U.S. federal and state investigators launched a crackdown on Medicare fraud schemes in Southern California on Thursday, arresting 18 suspects, authorities said.
The suspects were allegedly engaged in 33-million-dollar various schemes involving the fraudulent ordering of power wheelchairs, hospital beds, feeding kits and specialized shoes for diabetics, according to the Justice Department.
Clinic owners and medical professionals were among those arrested, the department said.
The arrests were made by the Medicare Fraud Strike Force, a team of federal and state investigators that began operating in the Los Angeles area earlier this year.
Since its inception last year, the strike force has indicted 175 people alleged to have billed Medicare for more than half a billion dollars.
"We're talking about losing billions of dollars annually through fraud and abuse," said Kirk Ogrosky, the Justice Department prosecutor in charge of the strike force. "And all of us taxpayers are footing the bill for this."

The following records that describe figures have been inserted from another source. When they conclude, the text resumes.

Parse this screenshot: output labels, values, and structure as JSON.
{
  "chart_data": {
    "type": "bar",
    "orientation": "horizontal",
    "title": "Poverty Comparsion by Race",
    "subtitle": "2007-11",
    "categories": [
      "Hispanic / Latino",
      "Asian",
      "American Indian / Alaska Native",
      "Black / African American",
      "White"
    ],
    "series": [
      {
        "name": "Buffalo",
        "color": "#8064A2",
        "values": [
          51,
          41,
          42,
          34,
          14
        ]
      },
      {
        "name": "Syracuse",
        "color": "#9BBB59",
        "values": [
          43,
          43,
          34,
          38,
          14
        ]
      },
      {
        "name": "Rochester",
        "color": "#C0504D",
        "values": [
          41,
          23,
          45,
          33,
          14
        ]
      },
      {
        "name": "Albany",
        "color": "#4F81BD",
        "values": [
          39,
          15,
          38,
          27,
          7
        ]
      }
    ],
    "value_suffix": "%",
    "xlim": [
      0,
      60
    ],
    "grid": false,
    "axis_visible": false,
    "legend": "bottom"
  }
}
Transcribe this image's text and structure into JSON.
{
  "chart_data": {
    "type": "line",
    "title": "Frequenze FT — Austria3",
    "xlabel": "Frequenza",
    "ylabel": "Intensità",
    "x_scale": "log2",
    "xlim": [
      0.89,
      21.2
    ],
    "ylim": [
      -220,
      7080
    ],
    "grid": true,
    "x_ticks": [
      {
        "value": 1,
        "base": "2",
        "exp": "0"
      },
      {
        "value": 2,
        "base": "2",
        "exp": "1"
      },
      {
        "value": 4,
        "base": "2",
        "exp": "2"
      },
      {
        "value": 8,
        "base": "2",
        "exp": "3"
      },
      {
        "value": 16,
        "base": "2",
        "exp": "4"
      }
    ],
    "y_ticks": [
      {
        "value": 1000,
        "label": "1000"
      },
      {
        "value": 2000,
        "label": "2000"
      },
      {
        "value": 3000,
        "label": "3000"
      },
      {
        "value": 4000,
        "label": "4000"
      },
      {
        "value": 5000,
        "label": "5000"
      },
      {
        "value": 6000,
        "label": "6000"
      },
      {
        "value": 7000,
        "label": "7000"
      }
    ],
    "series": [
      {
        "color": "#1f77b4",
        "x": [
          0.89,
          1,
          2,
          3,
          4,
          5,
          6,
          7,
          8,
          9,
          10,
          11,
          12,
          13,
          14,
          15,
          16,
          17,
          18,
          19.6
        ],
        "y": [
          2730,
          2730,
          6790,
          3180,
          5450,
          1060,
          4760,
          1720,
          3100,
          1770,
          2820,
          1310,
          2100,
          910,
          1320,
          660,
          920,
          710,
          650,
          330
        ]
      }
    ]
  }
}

Matthew Friedrich, acting assistant attorney general, said crackdowns like the raids Thursday would help protect the integrity of Medicare "for the more than 40 million Americans who rely on the Medicare program for health coverage."
Investigators used "real time" access to Medicare claims data to identify potentially fraudulent billing from among more than 10,000 medical equipment suppliers in the Los Angeles area, authorities said.